The Royal Show is dedicating one arena solely to a packed timetable of displays to entertain equestrian enthusiasts and non-riders alike at this year’s show at Stoneleigh (Sunday, 4 to Wednesday, 7 July).
Equine feature co-ordinator, Emma Dineley says: “The arena has been given over solely to displays following feedback from our visitors. We hope staging all our equine displays in one area will improve the experience for our audiences.”
The displays will take place in the former show jumping arena, with the jumping classes moving to the larger Equine Arena 1 to the north of the Grand Ring.
Morning visitors will get the chance to try polo, in association with Ascot Park Polo Club, in “have a go” sessions covering basic stick and ball work, before watching international polo players competing for a challenge trophy in the show’s Grand Ring in the afternoons.
Riders of all ages cannot fail to be entertained by The Saffron Walden Quadrille Team, which has won the title of British Riding Clubs Quadrille of the Year at Olympia an unprecedented four-times. The team will be demonstrating why they are so successful and offering an insight into how a quadrille is put together.
Younger visitors can look forward to watching their peers taking part in The Pony Club’s 75th anniversary celebrations, which will form daily 40-minute displays.

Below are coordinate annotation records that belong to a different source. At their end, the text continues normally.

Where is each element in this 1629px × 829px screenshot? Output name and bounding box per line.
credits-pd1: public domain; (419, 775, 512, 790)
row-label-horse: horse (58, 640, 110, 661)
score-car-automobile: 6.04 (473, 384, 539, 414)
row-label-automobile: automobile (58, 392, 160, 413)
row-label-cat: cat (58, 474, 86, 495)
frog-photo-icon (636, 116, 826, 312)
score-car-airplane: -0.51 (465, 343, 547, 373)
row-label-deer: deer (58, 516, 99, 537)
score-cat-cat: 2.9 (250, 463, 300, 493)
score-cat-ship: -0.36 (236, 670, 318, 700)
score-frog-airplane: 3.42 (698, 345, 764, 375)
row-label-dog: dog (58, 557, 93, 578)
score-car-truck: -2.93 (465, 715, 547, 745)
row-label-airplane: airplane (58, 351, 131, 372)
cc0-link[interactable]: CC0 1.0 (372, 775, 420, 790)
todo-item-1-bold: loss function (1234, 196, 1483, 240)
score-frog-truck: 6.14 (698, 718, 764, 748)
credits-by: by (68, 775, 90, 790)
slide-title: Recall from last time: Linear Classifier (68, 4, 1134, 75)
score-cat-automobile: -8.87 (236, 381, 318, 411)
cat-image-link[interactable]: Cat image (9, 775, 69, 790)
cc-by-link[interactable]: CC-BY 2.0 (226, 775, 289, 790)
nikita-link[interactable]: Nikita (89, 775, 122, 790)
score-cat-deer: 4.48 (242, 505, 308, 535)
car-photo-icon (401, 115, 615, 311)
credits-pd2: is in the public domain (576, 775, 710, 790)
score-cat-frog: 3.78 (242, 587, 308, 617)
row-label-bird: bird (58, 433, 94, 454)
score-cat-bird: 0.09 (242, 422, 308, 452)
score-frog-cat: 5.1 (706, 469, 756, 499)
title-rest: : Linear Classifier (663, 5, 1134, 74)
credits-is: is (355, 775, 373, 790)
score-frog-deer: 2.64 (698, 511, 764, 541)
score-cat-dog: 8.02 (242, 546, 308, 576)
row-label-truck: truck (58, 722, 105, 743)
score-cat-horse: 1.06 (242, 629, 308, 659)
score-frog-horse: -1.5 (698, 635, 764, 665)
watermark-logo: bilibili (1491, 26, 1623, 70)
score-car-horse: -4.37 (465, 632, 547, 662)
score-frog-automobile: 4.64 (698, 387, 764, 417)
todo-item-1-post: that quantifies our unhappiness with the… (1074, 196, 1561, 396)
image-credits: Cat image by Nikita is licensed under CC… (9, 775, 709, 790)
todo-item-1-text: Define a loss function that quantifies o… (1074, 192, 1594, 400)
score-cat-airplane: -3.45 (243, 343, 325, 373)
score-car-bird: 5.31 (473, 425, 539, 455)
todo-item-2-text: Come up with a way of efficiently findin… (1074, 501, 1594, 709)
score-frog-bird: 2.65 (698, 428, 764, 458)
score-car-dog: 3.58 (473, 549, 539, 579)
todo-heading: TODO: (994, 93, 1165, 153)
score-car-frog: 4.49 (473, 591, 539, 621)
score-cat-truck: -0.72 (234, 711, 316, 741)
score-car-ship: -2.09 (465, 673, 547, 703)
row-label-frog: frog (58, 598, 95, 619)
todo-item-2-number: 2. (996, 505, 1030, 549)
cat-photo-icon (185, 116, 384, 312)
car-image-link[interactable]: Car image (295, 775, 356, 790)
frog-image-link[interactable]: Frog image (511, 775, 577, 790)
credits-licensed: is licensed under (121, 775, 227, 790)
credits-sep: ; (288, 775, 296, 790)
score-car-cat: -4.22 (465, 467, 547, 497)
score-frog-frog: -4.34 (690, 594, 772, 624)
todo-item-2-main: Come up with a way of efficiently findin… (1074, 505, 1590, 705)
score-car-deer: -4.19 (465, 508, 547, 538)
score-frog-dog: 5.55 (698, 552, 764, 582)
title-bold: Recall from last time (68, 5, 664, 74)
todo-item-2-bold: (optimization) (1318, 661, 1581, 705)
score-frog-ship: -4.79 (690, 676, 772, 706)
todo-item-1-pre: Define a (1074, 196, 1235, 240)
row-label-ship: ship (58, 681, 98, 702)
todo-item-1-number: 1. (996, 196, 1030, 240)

The best of Britain’s native equine breeds will be on show, while the Supporters of British Breeding will be showcasing some of the best-known eventing stallions and their progeny under saddle, alongside some up-and-coming sires for the future. Also, the British Percheron Horse Society will be holding its National Breed Championship Show at the Royal for the first time.
Top private driver Gary Docking will be sharing tips and advice to encourage riders to get involved with driving for pleasure, while the British Harness Racing Club will be introducing audiences to the sulky driving vehicle and the versatility of the Standardbred breed, which can jump as well as run fast.
Finally, David Lloyd of the Western Equestrian Society will be introducing one of the UK’s fastest growing equestrian disciplines, reining, to spectators.
David Lloyd says: “Lots of people are coming over to Western riding because we’re not pulling the horse around. We show people that weight distribution, voice commands and leg pressure are all you need to control the horse through walk, jog (trot) and lope (canter).”